Thankfully, Longworth was able to get her account back and says that pulling from magazines of that era “adds a level of media criticism to this season that’s maybe more prominent than in seasons past. I’m really taking a look at how Hollywood was selling things through the media and how the media was reflecting the way people saw Hollywood.”

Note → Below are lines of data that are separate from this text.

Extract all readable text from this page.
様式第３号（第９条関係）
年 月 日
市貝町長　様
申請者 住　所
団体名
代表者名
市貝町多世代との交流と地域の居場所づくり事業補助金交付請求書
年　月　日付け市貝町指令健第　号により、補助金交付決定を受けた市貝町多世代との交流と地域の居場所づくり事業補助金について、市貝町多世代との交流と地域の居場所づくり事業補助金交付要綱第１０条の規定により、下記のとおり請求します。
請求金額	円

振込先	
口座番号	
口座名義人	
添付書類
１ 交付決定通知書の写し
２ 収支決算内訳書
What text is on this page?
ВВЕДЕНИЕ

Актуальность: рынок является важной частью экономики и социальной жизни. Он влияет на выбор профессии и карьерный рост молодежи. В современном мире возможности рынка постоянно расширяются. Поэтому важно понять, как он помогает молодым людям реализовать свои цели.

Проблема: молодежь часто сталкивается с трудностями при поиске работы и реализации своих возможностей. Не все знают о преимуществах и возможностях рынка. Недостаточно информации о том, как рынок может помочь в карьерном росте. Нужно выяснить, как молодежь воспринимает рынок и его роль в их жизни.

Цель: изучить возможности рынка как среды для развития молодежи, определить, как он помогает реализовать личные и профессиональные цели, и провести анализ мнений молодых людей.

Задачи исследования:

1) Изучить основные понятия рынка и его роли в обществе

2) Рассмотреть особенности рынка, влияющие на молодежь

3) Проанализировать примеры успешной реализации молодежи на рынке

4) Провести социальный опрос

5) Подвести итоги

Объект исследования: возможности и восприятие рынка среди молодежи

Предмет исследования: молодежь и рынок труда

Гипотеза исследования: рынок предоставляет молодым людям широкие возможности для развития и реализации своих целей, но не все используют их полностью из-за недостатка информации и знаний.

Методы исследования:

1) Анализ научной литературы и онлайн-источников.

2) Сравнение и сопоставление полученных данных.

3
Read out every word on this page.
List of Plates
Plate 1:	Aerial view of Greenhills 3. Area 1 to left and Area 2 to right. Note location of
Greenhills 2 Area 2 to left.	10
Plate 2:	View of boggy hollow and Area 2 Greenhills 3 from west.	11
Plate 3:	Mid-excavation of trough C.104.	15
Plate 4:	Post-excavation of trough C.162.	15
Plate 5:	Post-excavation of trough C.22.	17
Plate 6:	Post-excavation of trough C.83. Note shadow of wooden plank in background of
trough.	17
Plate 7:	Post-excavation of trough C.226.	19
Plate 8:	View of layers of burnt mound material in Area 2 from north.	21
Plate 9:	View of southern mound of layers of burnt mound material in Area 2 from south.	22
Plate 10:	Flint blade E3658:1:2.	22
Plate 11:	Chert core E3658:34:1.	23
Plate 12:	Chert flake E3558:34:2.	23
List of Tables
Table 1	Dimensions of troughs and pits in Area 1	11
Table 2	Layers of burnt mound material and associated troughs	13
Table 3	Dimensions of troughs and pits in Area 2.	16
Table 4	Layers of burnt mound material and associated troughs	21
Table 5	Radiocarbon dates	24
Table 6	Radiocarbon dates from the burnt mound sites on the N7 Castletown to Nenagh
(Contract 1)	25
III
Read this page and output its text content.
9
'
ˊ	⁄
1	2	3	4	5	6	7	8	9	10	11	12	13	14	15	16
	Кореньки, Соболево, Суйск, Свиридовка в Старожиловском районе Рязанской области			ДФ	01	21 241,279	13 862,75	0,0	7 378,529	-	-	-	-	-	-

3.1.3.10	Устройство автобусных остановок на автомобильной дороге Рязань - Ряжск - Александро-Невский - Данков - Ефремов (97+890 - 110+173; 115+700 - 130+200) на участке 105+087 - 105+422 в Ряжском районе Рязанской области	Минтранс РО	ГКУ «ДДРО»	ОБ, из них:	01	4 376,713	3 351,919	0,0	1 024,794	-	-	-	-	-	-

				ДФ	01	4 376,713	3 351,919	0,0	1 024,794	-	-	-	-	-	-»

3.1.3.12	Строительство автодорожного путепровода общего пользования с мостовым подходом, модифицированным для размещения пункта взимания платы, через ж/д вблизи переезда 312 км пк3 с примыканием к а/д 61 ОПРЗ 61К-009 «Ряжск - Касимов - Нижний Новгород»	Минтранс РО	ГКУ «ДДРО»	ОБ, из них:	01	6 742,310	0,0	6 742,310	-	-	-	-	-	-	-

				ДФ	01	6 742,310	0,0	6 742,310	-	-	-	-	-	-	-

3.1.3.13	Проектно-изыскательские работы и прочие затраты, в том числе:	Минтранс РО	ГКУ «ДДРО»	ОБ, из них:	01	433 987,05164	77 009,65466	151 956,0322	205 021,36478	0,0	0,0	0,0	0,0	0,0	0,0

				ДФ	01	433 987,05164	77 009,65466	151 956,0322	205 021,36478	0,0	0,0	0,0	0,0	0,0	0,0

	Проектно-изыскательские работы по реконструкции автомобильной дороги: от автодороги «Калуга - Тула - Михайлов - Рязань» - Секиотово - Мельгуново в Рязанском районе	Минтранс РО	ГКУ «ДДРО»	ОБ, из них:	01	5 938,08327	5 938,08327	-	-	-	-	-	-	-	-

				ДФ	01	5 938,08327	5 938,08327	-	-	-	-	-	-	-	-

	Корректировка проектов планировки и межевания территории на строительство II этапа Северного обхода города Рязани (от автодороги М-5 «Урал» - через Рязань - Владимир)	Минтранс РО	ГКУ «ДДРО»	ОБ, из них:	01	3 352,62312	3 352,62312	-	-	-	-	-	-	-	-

Of course, watching films was also a big part of the process. “I’d say I hadn’t seen more of the films than I had seen [in previous seasons]. A lot of them were discoveries,” Longworth says, citing recent first-time viewings of Crimes of Passion, No Way Out, and Bad Influence. When it comes to rewatching films, Longworth tries to approach them with a clean slate. She sees Flashdance (and Adrian Lyne’s work in general) as misunderstood by critics of the time. “I think these are movies that are really worthy of being taken seriously and have been calcified as these jokes from the past,” she says.

A signature feature of You Must Remember This, whether the podcast is covering studio-era stars or the sexy films of the ’80s, is the way Longworth never treats her subjects like a joke. Even seemingly trashy films have much to gain from Longworth’s deeply considered reevaluations and her insistence that listeners “must remember” them.•

Abbey Bender is a New York-based writer on film and fashion with bylines in the New York Times Magazine, the Washington Post, Nylon, Vulture, and other publications.